When the Kahns returned from Italy, they again spent a summer in Martha’s Vineyard, and then, with a Guggenheim Fellowship, took their family to Deer Island the subsequent year. Kahn remembered the changes in location again instigating the evolution of his painting: “I began to let the color come through on my canvases…How far could I go towards color without giving up tonalism?” The resulting images of sailboats in the ponds and harbors of Martha’s Vineyard that Kahn completed at the end of the 1960s form the rest of the exhibition at ACME Fine Art. Sailboats were a long time fascination of Kahn’s, who referred to them as “isolated visions of scale.” His depictions of the vessels from the late Sixties synthesize his prior decades of painting; color creeps back in, restrained and modulated by subtle tonal shifts. Overall, the landscapes maintain a minimalist approach to composition: the horizon is pushed almost to the bottom of the painting with the majority of the canvas devoted to a deep and heavily worked sky. Sunset Harbor, a delicately colorful painting from 1968 demonstrates the beginning of Kahn’s “love affair with purple.”
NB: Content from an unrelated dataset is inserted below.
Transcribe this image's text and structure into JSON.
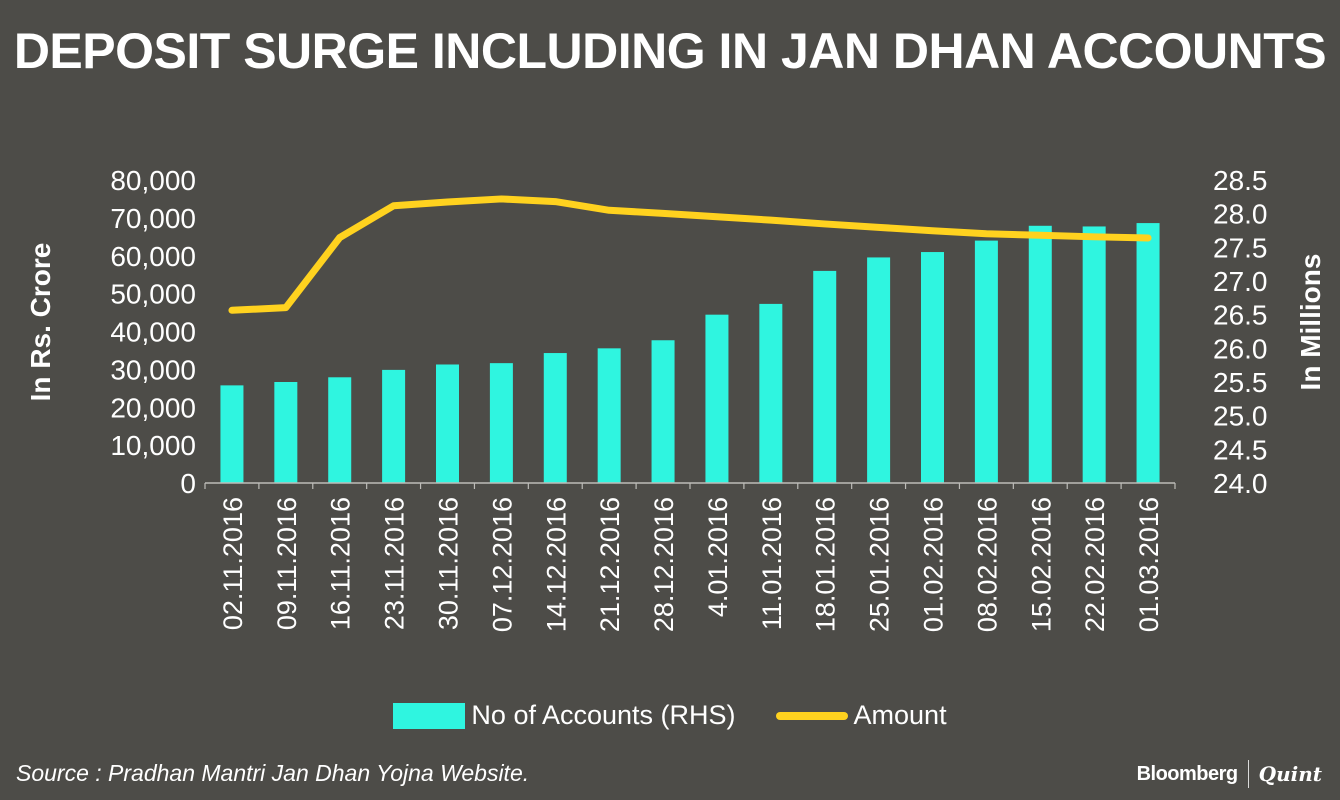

From there Kahn’s paintings would grow into the vibrant banded landscapes and barns for which he is best known today.  Looking back at his work of the midcentury, one can see how Kahn developed the adept sense of color seen today in his joyous landscapes.  The 1960s proved to be an important step in this process: the decade was a successful one for Kahn, whose work of the time was featured in a number of exhibitions and gained him two prestigious fellowships. He was producing some on his most abstract works and with them, he challenged the boundaries of landscape painting and developed sophisticated and subtle color relationships that remain captivating decades later. The upcoming exhibition will provide a chance to look back on this important period, an opportunity that is typically rare during career of a contemporary artist. WOLF KAHN: EARLY WORK will open Friday, 30 September and run through the end of ACME’s Fall season to close on 26 November. An opening reception will be held from 6:00 to 8:00 pm on Friday, 7 October.